Ferrovia de interesse público
Na sequência do Conselho de Ministros de 16 de abril, que aprovou o Plano Ferroviário Nacional, identificou os investimentos prioritários e sua concretização pela Infraestruturas de Portugal (IP), surge agora, um novo protocolo que gostaríamos que não fosse a pretexto de eleições autárquicas: o estudo da ligação de alta velocidade Porto-Zamora para Madrid via Bragança.
Assinado no pretérito dia 23 de julho, em cerimónia oficial com a presença do Ministro das Infraestruturas, o documento reúne IP, CCDR-Norte, CIM-Terras de Trás-os-Montes, e mobilizará um investimento de cerca de 1,5 milhões de euros.
Tendo em conta a iniciativa e a abordagem inicial da Associação Vale d’Ouro, a viagem entre o Porto e Madrid, via Bragança, prevê-se que possa demorar apenas 2h15, tornando-se nesse sentido muito importante, pois para além de ser célere, esta rota abre uma nova centralidade no eixo atlântico, colocando o Nordeste Transmontano no coração da mobilidade ferroviária ibérica.
Seria sem dúvida um contributo decisivo para alterar profundamente o mapa da coesão territorial portuguesa, uma oportunidade de desbloquear esta região do país.
Contudo, se por um lado, não basta assinar protocolos pois nem sempre a entrega da nossa confiança foi correspondida no rol de promessas ou de gestos políticos de anúncios, por outro, importa que este estudo vá de encontro a um verdadeiro Plano Ferroviário Nacional, descomprometido de interesses corporativos e com a presença de consultores com visão europeia e devida experiência técnica.

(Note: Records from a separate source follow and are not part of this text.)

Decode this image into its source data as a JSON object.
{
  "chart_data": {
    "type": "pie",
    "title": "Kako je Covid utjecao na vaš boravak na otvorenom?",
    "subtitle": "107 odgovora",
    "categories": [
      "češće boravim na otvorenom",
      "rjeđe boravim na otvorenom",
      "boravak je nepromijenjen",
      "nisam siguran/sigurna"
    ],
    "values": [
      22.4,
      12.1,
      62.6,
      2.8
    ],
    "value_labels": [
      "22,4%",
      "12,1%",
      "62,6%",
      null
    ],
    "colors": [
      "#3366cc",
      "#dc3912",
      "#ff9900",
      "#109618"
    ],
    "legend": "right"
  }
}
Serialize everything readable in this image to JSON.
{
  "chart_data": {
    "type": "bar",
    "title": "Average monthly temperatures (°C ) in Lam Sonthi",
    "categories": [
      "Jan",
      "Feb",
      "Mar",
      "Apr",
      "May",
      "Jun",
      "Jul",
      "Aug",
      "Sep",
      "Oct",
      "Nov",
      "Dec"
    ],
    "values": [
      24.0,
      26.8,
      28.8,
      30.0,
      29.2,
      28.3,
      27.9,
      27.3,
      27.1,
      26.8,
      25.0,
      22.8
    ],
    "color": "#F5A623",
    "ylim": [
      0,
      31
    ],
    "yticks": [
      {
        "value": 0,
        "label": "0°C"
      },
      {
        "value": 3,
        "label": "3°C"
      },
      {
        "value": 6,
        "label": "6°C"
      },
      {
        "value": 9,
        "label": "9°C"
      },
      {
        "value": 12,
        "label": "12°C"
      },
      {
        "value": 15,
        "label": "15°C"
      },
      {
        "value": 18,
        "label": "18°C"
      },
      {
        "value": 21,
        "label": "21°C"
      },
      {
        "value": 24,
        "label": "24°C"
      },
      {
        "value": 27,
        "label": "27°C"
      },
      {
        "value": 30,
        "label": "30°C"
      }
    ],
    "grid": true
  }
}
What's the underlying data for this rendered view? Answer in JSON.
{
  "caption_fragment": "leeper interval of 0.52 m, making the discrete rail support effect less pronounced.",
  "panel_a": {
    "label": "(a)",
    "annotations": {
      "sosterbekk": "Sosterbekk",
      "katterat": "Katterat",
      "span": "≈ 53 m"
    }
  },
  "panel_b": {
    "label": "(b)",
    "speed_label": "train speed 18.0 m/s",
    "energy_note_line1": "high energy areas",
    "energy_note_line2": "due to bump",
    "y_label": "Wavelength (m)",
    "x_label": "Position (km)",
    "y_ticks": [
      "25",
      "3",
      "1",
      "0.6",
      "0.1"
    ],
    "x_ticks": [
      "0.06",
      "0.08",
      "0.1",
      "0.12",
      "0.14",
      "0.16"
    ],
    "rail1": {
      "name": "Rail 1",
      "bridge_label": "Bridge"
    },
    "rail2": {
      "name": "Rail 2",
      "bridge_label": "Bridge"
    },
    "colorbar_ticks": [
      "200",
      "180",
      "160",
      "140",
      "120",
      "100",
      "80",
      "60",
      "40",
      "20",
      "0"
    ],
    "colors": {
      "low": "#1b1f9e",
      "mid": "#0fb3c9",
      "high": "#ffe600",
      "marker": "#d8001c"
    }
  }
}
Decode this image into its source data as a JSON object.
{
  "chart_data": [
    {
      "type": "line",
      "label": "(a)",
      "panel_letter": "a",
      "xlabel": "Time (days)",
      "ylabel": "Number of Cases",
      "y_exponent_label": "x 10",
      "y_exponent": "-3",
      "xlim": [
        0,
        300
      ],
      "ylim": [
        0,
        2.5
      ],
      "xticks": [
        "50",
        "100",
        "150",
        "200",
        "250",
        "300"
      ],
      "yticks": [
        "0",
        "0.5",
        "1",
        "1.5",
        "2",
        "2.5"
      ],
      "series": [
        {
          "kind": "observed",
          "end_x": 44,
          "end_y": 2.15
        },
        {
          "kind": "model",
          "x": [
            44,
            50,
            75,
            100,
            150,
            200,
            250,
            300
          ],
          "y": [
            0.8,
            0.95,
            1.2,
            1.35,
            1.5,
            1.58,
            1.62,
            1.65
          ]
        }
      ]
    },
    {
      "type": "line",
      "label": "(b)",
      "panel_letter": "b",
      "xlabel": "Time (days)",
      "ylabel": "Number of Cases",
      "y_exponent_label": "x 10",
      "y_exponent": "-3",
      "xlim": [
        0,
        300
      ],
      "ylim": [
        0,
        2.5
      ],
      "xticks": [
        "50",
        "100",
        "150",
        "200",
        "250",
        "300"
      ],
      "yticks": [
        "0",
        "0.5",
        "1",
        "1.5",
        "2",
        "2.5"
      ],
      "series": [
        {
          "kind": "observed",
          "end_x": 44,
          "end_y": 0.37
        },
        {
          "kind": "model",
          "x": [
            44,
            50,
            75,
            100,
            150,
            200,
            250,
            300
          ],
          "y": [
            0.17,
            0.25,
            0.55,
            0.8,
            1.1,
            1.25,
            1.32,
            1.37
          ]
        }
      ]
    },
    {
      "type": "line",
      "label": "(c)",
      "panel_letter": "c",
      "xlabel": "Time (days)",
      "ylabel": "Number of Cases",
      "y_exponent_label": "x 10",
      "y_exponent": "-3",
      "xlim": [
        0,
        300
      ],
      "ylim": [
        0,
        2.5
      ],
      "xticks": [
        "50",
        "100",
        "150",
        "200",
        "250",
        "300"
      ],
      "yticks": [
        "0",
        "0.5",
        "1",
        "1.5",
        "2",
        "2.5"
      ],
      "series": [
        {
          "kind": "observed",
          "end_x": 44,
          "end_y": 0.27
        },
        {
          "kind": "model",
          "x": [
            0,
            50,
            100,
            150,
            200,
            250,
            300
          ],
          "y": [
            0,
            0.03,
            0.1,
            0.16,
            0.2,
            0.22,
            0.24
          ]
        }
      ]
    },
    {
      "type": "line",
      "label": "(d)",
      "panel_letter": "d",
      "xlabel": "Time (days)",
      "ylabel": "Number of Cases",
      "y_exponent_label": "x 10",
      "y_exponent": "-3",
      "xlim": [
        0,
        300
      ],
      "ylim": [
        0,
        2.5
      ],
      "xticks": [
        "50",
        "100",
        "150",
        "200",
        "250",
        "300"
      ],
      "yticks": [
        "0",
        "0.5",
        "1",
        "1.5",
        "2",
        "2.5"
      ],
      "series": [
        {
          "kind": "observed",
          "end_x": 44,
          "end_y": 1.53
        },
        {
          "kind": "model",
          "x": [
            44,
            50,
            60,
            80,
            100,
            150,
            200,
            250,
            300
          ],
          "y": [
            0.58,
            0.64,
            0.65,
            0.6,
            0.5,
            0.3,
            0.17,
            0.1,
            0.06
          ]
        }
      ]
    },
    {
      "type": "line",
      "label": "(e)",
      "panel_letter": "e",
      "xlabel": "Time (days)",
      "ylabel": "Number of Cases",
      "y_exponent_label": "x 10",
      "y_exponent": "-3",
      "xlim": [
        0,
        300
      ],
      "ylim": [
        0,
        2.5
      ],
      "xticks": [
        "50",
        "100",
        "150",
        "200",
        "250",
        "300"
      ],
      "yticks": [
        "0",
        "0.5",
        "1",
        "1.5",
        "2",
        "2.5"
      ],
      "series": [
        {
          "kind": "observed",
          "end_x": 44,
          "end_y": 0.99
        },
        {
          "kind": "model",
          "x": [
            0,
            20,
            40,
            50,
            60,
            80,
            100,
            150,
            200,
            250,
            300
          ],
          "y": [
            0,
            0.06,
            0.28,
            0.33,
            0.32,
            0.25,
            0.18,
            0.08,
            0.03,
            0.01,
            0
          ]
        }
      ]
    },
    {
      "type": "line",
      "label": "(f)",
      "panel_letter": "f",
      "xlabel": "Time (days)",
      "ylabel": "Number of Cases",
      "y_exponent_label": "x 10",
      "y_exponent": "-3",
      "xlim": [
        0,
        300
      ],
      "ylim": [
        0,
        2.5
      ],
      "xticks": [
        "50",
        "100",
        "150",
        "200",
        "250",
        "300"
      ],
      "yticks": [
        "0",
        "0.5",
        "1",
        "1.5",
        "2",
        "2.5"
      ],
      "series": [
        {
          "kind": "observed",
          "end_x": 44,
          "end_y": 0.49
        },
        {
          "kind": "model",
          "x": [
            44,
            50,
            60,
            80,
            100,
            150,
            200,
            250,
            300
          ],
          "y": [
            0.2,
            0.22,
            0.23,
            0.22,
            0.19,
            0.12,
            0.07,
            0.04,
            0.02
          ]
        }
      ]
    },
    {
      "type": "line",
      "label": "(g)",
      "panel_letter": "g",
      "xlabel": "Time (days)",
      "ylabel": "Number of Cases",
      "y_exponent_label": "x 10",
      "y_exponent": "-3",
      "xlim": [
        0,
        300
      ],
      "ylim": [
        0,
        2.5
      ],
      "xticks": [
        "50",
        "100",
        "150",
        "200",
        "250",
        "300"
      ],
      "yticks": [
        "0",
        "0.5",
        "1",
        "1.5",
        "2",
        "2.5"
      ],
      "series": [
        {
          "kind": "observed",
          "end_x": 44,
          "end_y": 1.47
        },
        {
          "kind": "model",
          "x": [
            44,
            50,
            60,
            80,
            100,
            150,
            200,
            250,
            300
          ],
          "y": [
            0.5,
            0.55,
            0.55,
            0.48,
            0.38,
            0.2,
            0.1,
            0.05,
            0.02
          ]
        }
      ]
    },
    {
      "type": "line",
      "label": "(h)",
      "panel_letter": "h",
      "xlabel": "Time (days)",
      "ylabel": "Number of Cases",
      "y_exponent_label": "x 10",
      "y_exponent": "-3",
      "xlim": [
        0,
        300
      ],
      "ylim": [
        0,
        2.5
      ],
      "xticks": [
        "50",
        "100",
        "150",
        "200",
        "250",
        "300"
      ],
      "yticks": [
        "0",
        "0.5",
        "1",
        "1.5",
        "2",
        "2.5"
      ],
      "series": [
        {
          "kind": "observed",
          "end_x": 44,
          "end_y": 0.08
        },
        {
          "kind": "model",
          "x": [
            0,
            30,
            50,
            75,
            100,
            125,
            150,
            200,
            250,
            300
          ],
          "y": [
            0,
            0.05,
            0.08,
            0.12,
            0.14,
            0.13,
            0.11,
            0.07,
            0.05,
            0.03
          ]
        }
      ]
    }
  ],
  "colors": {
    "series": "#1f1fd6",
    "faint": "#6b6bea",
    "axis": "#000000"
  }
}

No fim, o que se espera é que, sem dúvidas, o estudo privilegie a racionalidade económica, a coerência territorial e, sobretudo, a integração europeia. Este último princípio, historicamente, tem sido negligenciado em múltiplos investimentos ferroviários, algo avulsos, dispendiosos e, por vezes, economicamente inviáveis.
É fundamental que se assuma no nosso País a decisão da União Europeia de construir um verdadeiro mercado ferroviário continental, onde os comboios devem circular de Norte a Sul e de Leste a Oeste sem barreiras técnicas.
Para isso, exige-se o abandono da bitola ibérica e a adoção da bitola europeia, já aplicada pelos nossos vizinhos espanhóis nas principais ligações, com apoio de fundos comunitários que chegaram a cobrir até 80% dos investimentos.
Portugal, que também subscreveu o Plano da Rede Ferroviária Transeuropeia, tem de alinhar por esta bitola, técnica e politicamente. Caso contrário, arrisca-se a ficar à margem dos fluxos de mercadorias e passageiros que dinamizam a economia.
Só com integração plena na rede transeuropeia é que será possível atrair operadores internacionais, fomentar a concorrência e baixar os custos para os utilizadores.
O exemplo salta à vista: entre Madrid e Barcelona, operam companhias espanholas, francesas e italianas, oferecendo viagens a 250 km/h por apenas 2 cêntimos por quilómetro. Já entre Lisboa e Porto, a CP pratica 9 cêntimos por quilómetro, a velocidades inferiores e com greves recorrentes.
O grande desafio dos próximos é investir em obras, com integração com os objetivos europeus e sem penalizar o erário público com custos ocultos. Não faz nunca sentido, nós, os contribuintes, pagarmos não pelos passageiros transportados, mas pelos que “poderiam ter sido transportados”, mesmo em comboios quase vazios.
Este estudo, que se deseja evidencie que há condições e maturidade elevada para fazer avançar a ligação Porto-Zamora via Bragança é, pois, um teste à seriedade do país no planeamento ferroviário. Se for feita com visão estratégica, poderá ser a peça que falta para integrar Trás-os-Montes no desenvolvimento nacional e europeu. O futuro ferroviário não pode continuar a passar ao lado de Bragança. A hora é agora.